We all got tested. Levi and I were negative. My two eldest kids, Eli and Jason, were positive for Corona. Eli was completely asymptomatic. The only reason we suspected anything was amiss with Jason was his inability to smell or taste.

Our caution was well-warranted. The boys and I were supposed to meet with my mother and father that day, and the trip was nixed at the twelfth hour. It seems that new viruses and older folks aren’t a good mix.

Jason, who is normally stoic, locked himself in his room for much of the day, only venturing down to tell us all that he was sorry we couldn’t go on the trip.

“I know, it’s not your fault buddy,” Levi replied.

Good boys.

I figured it was time to rally the troops. With the boys assembled, all of them at a reasonable distance, I started my pep talk.

“Boys, I’m sorry that we can’t go on this trip. But we are doing the right thing. We can’t get anyone else sick… and last time I checked, the White River isn’t going anywhere. Deer will still be in the woods. We’ll make the most out of the time we’re together.”

They all nodded.

I know the feeling well. Being responsible isn’t fun, but it’s what we do as sportsmen and good citizens. We take the hard right over the easy wrong.

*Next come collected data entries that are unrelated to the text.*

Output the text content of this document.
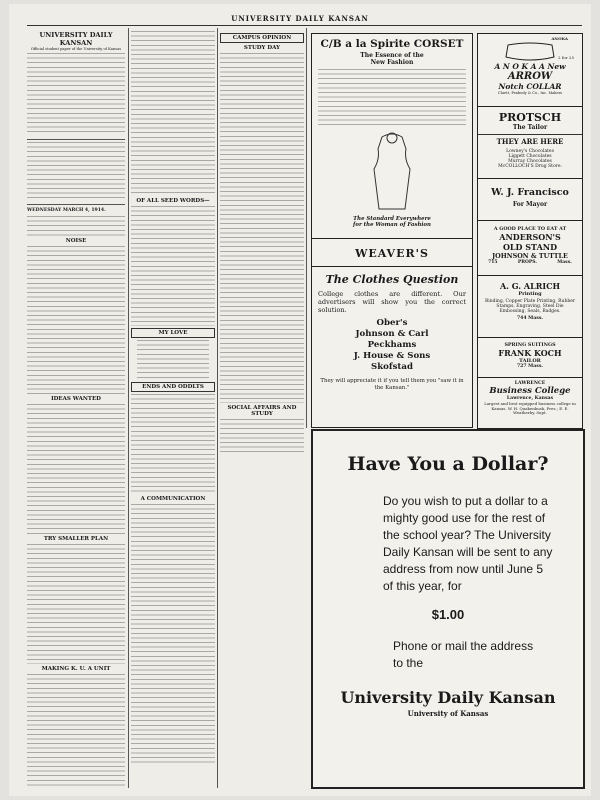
UNIVERSITY DAILY KANSAN
UNIVERSITY DAILY KANSAN
Official student paper of the University of Kansas
WEDNESDAY MARCH 4, 1914.
NOISE
IDEAS WANTED
TRY SMALLER PLAN
MAKING K. U. A UNIT
OF ALL SEED WORDS—
MY LOVE
ENDS AND ODDLTS
A COMMUNICATION
CAMPUS OPINION
STUDY DAY
SOCIAL AFFAIRS AND STUDY
C/B a la Spirite CORSET
The Essence of the
New Fashion
The Standard Everywhere
for the Woman of Fashion
WEAVER'S
The Clothes Question
College clothes are different. Our advertisers will show you the correct solution.
Ober's
Johnson & Carl
Peckhams
J. House & Sons
Skofstad
They will appreciate it if you tell them you "saw it in the Kansan."
ANOKA
2 for 25
A N O K A A New
ARROW
Notch COLLAR
Cluett, Peabody & Co., Inc. Makers
PROTSCH
The Tailor
THEY ARE HERE
Lowney's Chocolates
Liggett Chocolates
Murray Chocolates
McCOLLOCH'S Drug Store.
W. J. Francisco
For Mayor
A GOOD PLACE TO EAT AT
ANDERSON'S
OLD STAND
JOHNSON & TUTTLE
715	PROPS.	Mass.
A. G. ALRICH
Printing
Binding, Copper Plate Printing, Rubber Stamps, Engraving, Steel Die Embossing, Seals, Badges.
744 Mass.
SPRING SUITINGS
FRANK KOCH
TAILOR
727 Mass.
LAWRENCE
Business College
Lawrence, Kansas
Largest and best equipped business college in Kansas. W. H. Quakenbush, Pres.; E. E. Weatherby, Supt.
Have You a Dollar?
Do you wish to put a dollar to a mighty good use for the rest of the school year? The University Daily Kansan will be sent to any address from now until June 5 of this year, for
$1.00
Phone or mail the address to the
University Daily Kansan
University of Kansas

The boys may not know it now, but through making the hard choices, they are learning more about being good men than in all the good times put together. When they pass on bad shot presentations, let young animals walk, and emphasize safety over ease, they mature.

This year, the biggest safety choice we make may not involve checking the bolt of a rifle or snapping into a treestand safety harness. It may be the decision to stay at Fort Sofa and keep our germs to ourselves.

On the bright side, there is a little doghouse blind set up on a farm just down the road. There may not be monstrous Missouri bucks in the woods, but there’s nobody out there and an evening sit with Levi may be just what the doctor ordered.